A 0.4 mass% CMC-Na aqueous solution prepared by the same method as above was placed in an adapter and allowed to stand in an atmosphere at 25 ° C. for 3 hours, and the viscosity (η6β18) at a rotor rotational speed of 6 rpm was measured. The viscosity (η30β18) at 30 rpm was measured to be 12 mPa · s, and the viscosity at 60 rpm (η60β18) was measured to be 14 mPa · s.
From the above, the relational expressions of “viscosity η6α18 <viscosity η6β18”, “viscosity η30α18 <viscosity η30β18”, and “viscosity η60α18 <viscosity η60β18” were established, and it was found that this thickener has no viscosity amplification function.

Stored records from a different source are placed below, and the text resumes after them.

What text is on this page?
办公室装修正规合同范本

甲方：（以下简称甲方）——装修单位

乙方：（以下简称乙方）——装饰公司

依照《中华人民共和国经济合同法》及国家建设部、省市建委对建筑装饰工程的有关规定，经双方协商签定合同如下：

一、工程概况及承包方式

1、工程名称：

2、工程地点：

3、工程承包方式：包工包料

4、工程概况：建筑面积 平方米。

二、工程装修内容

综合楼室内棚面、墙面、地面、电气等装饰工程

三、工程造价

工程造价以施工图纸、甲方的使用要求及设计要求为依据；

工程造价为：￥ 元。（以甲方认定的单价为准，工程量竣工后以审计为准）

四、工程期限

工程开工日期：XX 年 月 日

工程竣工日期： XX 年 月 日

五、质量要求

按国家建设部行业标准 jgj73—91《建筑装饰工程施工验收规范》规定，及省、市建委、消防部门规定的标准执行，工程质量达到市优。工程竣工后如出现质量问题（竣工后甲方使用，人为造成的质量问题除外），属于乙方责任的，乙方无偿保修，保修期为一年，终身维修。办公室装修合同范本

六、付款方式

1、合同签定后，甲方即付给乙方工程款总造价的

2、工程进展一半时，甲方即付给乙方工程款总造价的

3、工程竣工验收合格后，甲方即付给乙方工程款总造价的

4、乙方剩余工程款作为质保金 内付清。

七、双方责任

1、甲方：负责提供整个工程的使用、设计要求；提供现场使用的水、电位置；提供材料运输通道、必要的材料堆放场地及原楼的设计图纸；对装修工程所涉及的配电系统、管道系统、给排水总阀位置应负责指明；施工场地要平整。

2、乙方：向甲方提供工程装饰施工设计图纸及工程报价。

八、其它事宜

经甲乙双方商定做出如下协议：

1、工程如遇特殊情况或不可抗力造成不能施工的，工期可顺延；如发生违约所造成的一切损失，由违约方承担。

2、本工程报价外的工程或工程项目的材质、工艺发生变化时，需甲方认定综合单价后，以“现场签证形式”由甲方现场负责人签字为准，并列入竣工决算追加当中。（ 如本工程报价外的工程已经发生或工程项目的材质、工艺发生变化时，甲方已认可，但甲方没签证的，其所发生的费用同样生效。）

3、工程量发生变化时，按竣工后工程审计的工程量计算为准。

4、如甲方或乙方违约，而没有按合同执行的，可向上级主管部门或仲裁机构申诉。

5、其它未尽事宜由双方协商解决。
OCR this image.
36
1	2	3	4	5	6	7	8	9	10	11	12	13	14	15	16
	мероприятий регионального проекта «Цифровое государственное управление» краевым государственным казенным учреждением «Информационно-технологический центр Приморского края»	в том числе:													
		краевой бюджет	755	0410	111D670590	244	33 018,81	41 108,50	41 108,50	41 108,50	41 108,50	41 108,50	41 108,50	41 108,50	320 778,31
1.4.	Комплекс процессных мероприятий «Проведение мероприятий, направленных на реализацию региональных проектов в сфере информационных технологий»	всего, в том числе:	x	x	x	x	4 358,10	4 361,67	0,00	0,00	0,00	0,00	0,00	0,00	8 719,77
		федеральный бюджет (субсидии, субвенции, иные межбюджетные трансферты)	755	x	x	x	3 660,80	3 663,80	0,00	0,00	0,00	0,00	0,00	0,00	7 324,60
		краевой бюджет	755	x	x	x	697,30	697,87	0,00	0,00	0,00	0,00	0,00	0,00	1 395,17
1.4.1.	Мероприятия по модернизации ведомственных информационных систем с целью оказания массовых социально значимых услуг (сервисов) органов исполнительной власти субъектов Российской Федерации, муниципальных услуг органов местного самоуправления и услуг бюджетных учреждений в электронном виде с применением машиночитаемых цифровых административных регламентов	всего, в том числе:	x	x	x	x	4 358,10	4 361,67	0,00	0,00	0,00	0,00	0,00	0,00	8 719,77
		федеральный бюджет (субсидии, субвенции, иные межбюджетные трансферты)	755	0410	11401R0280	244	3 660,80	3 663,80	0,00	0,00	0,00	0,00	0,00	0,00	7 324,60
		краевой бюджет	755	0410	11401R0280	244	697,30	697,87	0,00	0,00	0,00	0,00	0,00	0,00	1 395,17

  Viscosity can be amplified by including water-dispersible cellulose, which is the fine fibrous cellulose of the present invention, and a polysaccharide. That is, it is possible to impart a greater viscosity with a small amount. This property can be used not only in the food field but also in applications such as pharmaceuticals and cosmetics.

Claims (4)

  A fine fibrous cellulose made from plant cell walls as a raw material, and stably suspended in water (major axis: 0.5 to 30 μm, minor axis: 2 to 600 nm, major axis / minor axis ratio: 20 to 400) ) 30% by weight or more, and the loss tangent when the water dispersion is 0.5% by weight is less than 1, water-dispersible cellulose, tamarind seed gum, pectin, carrageenan, gellan gum A composition containing at least one polysaccharide selected from sodium carboxymethyl cellulose, soybean water-soluble polysaccharide, xanthan gum, karaya gum, psyllium seed gum, pullulan, gum arabic, tragacanth gum, gaddy gum, arabinogalactan, curdlan It is characterized by containing water-dispersible cellulose: polysaccharide = 1: 9-9: 1 by mass ratio Thickener.   The water-dispersible dry composition comprising 50 to 95% by mass of the water-dispersible cellulose according to claim 1, 5 to 50% by mass of a water-soluble polymer and / or a hydrophilic substance, and the polysaccharide according to claim 1. A thickener comprising at least one selected polysaccharide, wherein the composition is a water-dispersible dry composition: polysaccharide = 1: 9 to 9: 1.   A water-dispersible dry composition comprising 50 to 95% by weight of the water-dispersible cellulose according to claim 1, 1 to 49% by weight of a water-soluble polymer, and 1 to 49% by weight of a hydrophilic substance, and at least one kind A composition comprising a polysaccharide, wherein the polysaccharide is selected from the group consisting of tamarind seed gum, pectin, carrageenan, sodium carboxymethylcellulose, soybean water-soluble polysaccharide, karaya gum. 2. Thickener according to 2.   The liquid composition mix | blended by adding the thickener in any one of Claims 1-3.